Finding your niche market helps you to focus on a specific skill set while also providing networking opportunities in a particular genre. Photographers for weddings and newborns abound. These types of gigs are still available, but if you can provide something that others don’t, you may be able to obtain additional work.

You could sell a product that caters to a specific genre, such as sports, or a specific style or mood, such as amusing photographs. Perhaps you’re a writer who can make lovely picture books based on family stories. Perhaps you work in the medical field and have the skills necessary to produce high-quality instructional medical photographs.

Conclusion

With the discussion so far, the business of photography has only become easier, even for a complete beginner. If you find this useful, peruse and share.

Photography Business FAQs

Is a photography business profitable?

Photographers may experience challenges in pursuing this vocation at first, but after some time, they begin to realize that photography may be a profitable business. As a photographer, you can earn money in a variety of ways. There are no restrictions on how much money you can make.
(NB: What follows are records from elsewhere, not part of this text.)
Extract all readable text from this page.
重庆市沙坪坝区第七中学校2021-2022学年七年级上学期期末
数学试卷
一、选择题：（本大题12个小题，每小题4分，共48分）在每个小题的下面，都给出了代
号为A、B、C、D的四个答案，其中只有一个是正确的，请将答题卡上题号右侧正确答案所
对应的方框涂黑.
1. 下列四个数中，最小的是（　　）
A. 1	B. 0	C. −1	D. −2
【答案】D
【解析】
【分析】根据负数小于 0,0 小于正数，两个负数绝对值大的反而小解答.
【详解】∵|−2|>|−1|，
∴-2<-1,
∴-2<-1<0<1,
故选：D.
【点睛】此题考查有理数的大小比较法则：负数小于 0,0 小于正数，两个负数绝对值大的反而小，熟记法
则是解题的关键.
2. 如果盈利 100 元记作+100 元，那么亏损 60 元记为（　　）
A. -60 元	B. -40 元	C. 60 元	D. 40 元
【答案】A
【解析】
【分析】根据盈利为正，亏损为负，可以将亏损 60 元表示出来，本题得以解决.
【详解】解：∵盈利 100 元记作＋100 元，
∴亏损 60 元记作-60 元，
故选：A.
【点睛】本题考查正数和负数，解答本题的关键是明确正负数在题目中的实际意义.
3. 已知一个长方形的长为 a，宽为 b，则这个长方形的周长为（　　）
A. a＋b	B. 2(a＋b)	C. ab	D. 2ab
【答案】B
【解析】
How much does it cost to start a photography business?

Considering that good photography gear is generally pricey, you’ll want to start with the bare essentials: If your company isn’t yet profitable, purchasing a $5,000 lens makes little sense. According to many skilled photographers, you should budget around $10,000 to begin your photography business.

How much does a photography business make a year?

The average income for photographers is around $30-40k per year, according to the Federal Bureau of Labor Statistics, with the top 10% of earners earning over $70,000 per year.